Governor Wynyard made a trial trip on the Tamaki River on 10 January 1852, with one of her owners, Captain Cook, Mr. Brown being engineer. Due to his inexperience the boiler primed and he opened the safety valve, but drained too much water, so that the fire had to be damped down and water added with a bucket. After the initial delay she reached 8 knots. Her exhaust steam blew into her paddle-boxes, making an explosion on every piston stroke. A contemporary report said, "she makes full as much noise as speed".

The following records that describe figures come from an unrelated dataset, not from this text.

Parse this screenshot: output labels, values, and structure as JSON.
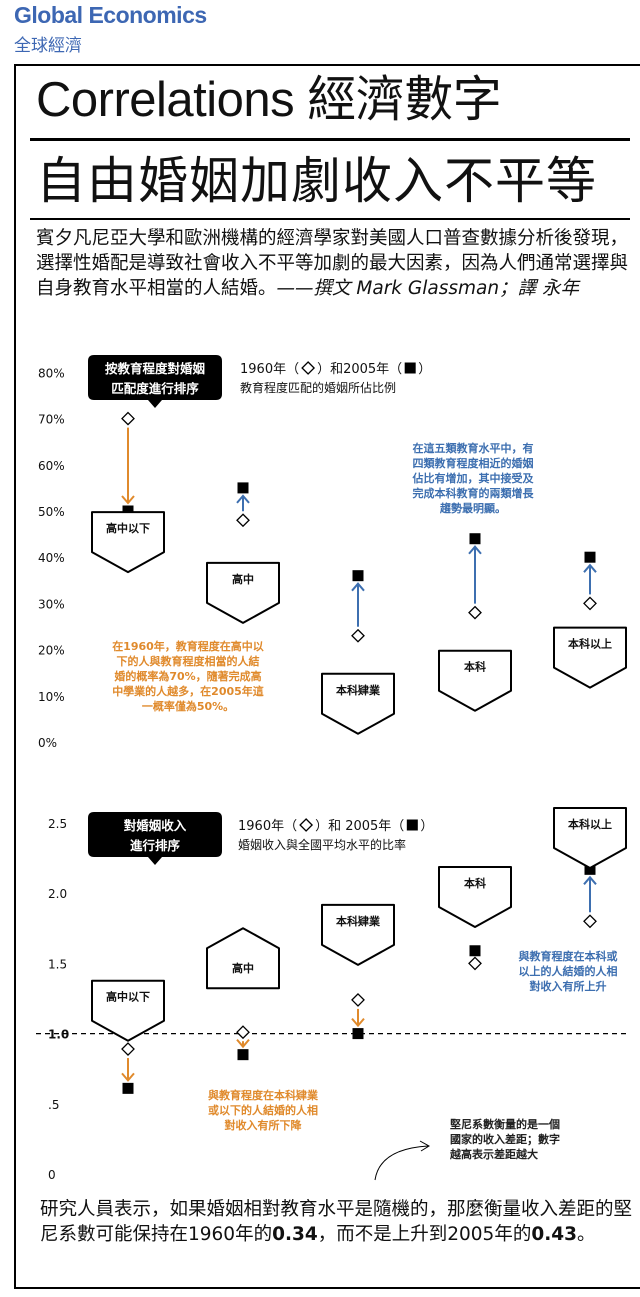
{
  "header": {
    "section_en": "Global Economics",
    "section_zh": "全球經濟"
  },
  "title": {
    "line1": "Correlations 經濟數字",
    "line2": "自由婚姻加劇收入不平等"
  },
  "intro": {
    "text": "賓夕凡尼亞大學和歐洲機構的經濟學家對美國人口普查數據分析後發現，選擇性婚配是導致社會收入不平等加劇的最大因素，因為人們通常選擇與自身教育水平相當的人結婚。",
    "byline": "——撰文 Mark Glassman；譯 永年"
  },
  "colors": {
    "decline": "#e08a2c",
    "increase": "#3d6fb0",
    "accent": "#3d67b3",
    "note_blue": "#3d6fb0",
    "note_orange": "#e08a2c"
  },
  "chart_data": [
    {
      "type": "scatter",
      "title": "按教育程度對婚姻匹配度進行排序",
      "legend": {
        "line1_prefix": "1960年（",
        "line1_mid": "）和2005年（",
        "line1_suffix": "）",
        "line2": "教育程度匹配的婚姻所佔比例",
        "marker_1960": "diamond",
        "marker_2005": "square"
      },
      "yticks": [
        "0%",
        "10%",
        "20%",
        "30%",
        "40%",
        "50%",
        "60%",
        "70%",
        "80%"
      ],
      "ylim": [
        0,
        80
      ],
      "categories": [
        "高中以下",
        "高中",
        "本科肄業",
        "本科",
        "本科以上"
      ],
      "series": [
        {
          "name": "1960年",
          "values": [
            70,
            48,
            23,
            28,
            30
          ]
        },
        {
          "name": "2005年",
          "values": [
            50,
            55,
            36,
            44,
            40
          ]
        }
      ],
      "house_centers": [
        45,
        34,
        10,
        15,
        20
      ],
      "notes": [
        {
          "color": "orange",
          "lines": [
            "在1960年，教育程度在高中以",
            "下的人與教育程度相當的人結",
            "婚的概率為70%，隨著完成高",
            "中學業的人越多，在2005年這",
            "一概率僅為50%。"
          ]
        },
        {
          "color": "blue",
          "lines": [
            "在這五類教育水平中，有",
            "四類教育程度相近的婚姻",
            "佔比有增加，其中接受及",
            "完成本科教育的兩類增長",
            "趨勢最明顯。"
          ]
        }
      ]
    },
    {
      "type": "scatter",
      "title": "對婚姻收入進行排序",
      "legend": {
        "line1_prefix": "1960年（",
        "line1_mid": "）和 2005年（",
        "line1_suffix": "）",
        "line2": "婚姻收入與全國平均水平的比率",
        "marker_1960": "diamond",
        "marker_2005": "square"
      },
      "yticks": [
        "0",
        ".5",
        "1.0",
        "1.5",
        "2.0",
        "2.5"
      ],
      "ylim": [
        0,
        2.5
      ],
      "reference_line": 1.0,
      "categories": [
        "高中以下",
        "高中",
        "本科肄業",
        "本科",
        "本科以上"
      ],
      "series": [
        {
          "name": "1960年",
          "values": [
            0.89,
            1.01,
            1.24,
            1.5,
            1.8
          ]
        },
        {
          "name": "2005年",
          "values": [
            0.61,
            0.85,
            1.0,
            1.59,
            2.17
          ]
        }
      ],
      "house_centers": [
        1.22,
        1.48,
        1.76,
        2.03,
        2.45
      ],
      "notes": [
        {
          "color": "orange",
          "lines": [
            "與教育程度在本科肄業",
            "或以下的人結婚的人相",
            "對收入有所下降"
          ]
        },
        {
          "color": "blue",
          "lines": [
            "與教育程度在本科或",
            "以上的人結婚的人相",
            "對收入有所上升"
          ]
        },
        {
          "color": "black",
          "lines": [
            "堅尼系數衡量的是一個",
            "國家的收入差距；數字",
            "越高表示差距越大"
          ]
        }
      ]
    }
  ],
  "bottom": {
    "text_a": "研究人員表示，如果婚姻相對教育水平是隨機的，那麼衡量收入差距的堅尼系數可能保持在1960年的",
    "val_a": "0.34",
    "text_b": "，而不是上升到2005年的",
    "val_b": "0.43",
    "text_c": "。"
  }
}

For her first 6 months she ran on the Tamaki River to Panmure and Ōtāhuhu, where some roads were not fit for carts, but settlers were reported to be annoyed if she didn't wait for goods beyond departure time. She then made a trial trip to Bay of Islands. A later source said there was insufficient trade on the Tamaki. In 1853 her paddle-boxes were removed and she sailed across the Tasman Sea to Melbourne, where she arrived on 26 August, worked on a ferry to Williamstown and was sold by her builder on 28 December 1852 for £2,300. Several later accounts said she worked on the Yarra for many years, earning up to £60 a day. However they are probably not true, as she started a Tamar River ferry service between Launceston and George Town in February 1854, owned by Benjamin Hyrons. She collided with the steamer Royal Shepherd in the Tamar in 1855, but was still on the George Town service in 1857, having had a major overhaul. Her engines were removed in 1858, leaving her as a sailing schooner. In 1899 it was said her engines had been transferred to her replacement on the ferry service, Tamar Maid.

On Sunday 20 July 1873, during a voyage from Duck River to Launceston, Governor Wynyard sprang a leak and was beached as a wreck at Stanley.